Jack White

Personal information
- Full name: Jack White
- Born: 9 July 1893 Putney, London, England
- Died: 6 November 1968 (aged 75) East Grinstead, Sussex, England
- Batting: Right-handed
- Bowling: Right-arm fast

Domestic team information
- 1926: Surrey
- 1913–1914: Cambridge University

Career statistics
| Competition | First-class |
| Matches | 3 |
| Runs scored | 26 |
| Batting average | 13.00 |
| 100s/50s | –/– |
| Top score | 15* |
| Balls bowled | 487 |
| Wickets | 6 |
| Bowling average | 48.16 |
| 5 wickets in innings | 1 |
| 10 wickets in match | – |
| Best bowling | 5/75 |
| Catches/stumpings | 3/– |
- Source: Cricinfo, 21 July 2013

= Jack White (cricketer, born 1893) =

English cricketer

Jack White (9 July 1893 - 6 November 1968) was an English cricketer. White was a right-handed batsman who bowled right-arm fast. He was born at Putney, London.

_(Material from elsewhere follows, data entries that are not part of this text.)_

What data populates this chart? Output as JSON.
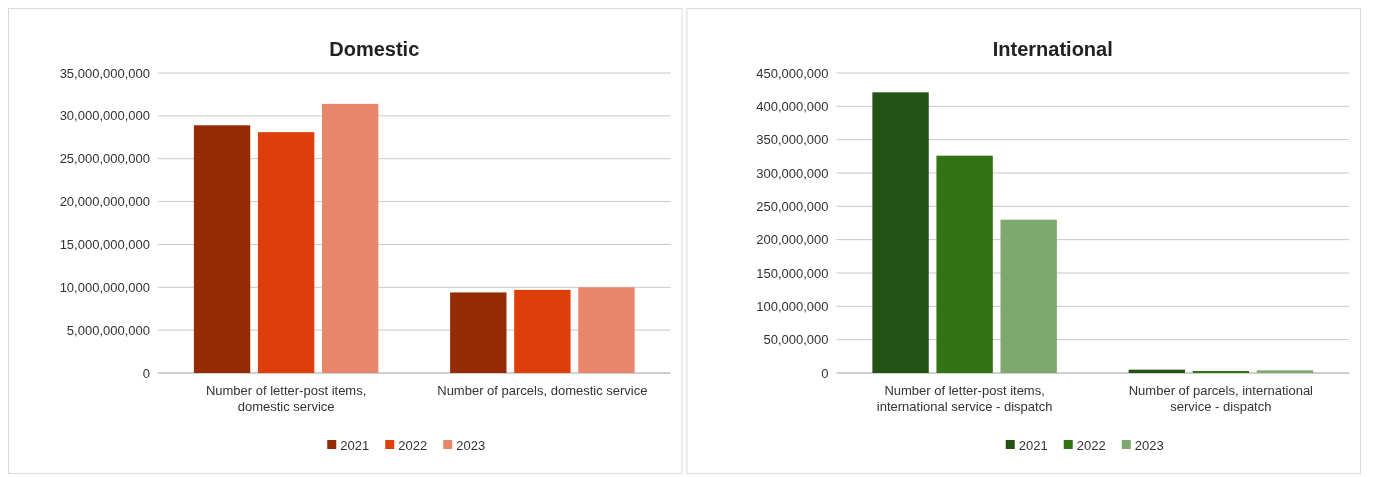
{
  "chart_data": [
    {
      "type": "bar",
      "title": "Domestic",
      "categories": [
        "Number of letter-post items, domestic service",
        "Number of parcels, domestic service"
      ],
      "series": [
        {
          "name": "2021",
          "color": "#952b05",
          "values": [
            28900000000,
            9400000000
          ]
        },
        {
          "name": "2022",
          "color": "#de3f0a",
          "values": [
            28100000000,
            9700000000
          ]
        },
        {
          "name": "2023",
          "color": "#e8866b",
          "values": [
            31400000000,
            10000000000
          ]
        }
      ],
      "ylim": [
        0,
        35000000000
      ],
      "yticks": [
        {
          "value": 0,
          "label": "0"
        },
        {
          "value": 5000000000,
          "label": "5,000,000,000"
        },
        {
          "value": 10000000000,
          "label": "10,000,000,000"
        },
        {
          "value": 15000000000,
          "label": "15,000,000,000"
        },
        {
          "value": 20000000000,
          "label": "20,000,000,000"
        },
        {
          "value": 25000000000,
          "label": "25,000,000,000"
        },
        {
          "value": 30000000000,
          "label": "30,000,000,000"
        },
        {
          "value": 35000000000,
          "label": "35,000,000,000"
        }
      ],
      "grid": "y",
      "legend": "bottom"
    },
    {
      "type": "bar",
      "title": "International",
      "categories": [
        "Number of letter-post items, international service - dispatch",
        "Number of parcels, international service - dispatch"
      ],
      "series": [
        {
          "name": "2021",
          "color": "#225214",
          "values": [
            421000000,
            5000000
          ]
        },
        {
          "name": "2022",
          "color": "#337316",
          "values": [
            326000000,
            3000000
          ]
        },
        {
          "name": "2023",
          "color": "#7ea86d",
          "values": [
            230000000,
            4000000
          ]
        }
      ],
      "ylim": [
        0,
        450000000
      ],
      "yticks": [
        {
          "value": 0,
          "label": "0"
        },
        {
          "value": 50000000,
          "label": "50,000,000"
        },
        {
          "value": 100000000,
          "label": "100,000,000"
        },
        {
          "value": 150000000,
          "label": "150,000,000"
        },
        {
          "value": 200000000,
          "label": "200,000,000"
        },
        {
          "value": 250000000,
          "label": "250,000,000"
        },
        {
          "value": 300000000,
          "label": "300,000,000"
        },
        {
          "value": 350000000,
          "label": "350,000,000"
        },
        {
          "value": 400000000,
          "label": "400,000,000"
        },
        {
          "value": 450000000,
          "label": "450,000,000"
        }
      ],
      "grid": "y",
      "legend": "bottom"
    }
  ]
}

While studying at the University of Cambridge, White played two first-class matches for the university cricket club, both against Yorkshire at Fenner's in 1913 and 1914. In his first match he took what would be his only first-class five wicket haul with figures of 5/75 in Yorkshire's first-innings of the match. He later played a single first-class match for Surrey against Oxford University at The Oval in 1926, though without success.

He died at East Grinstead, Sussex on 6 November 1968.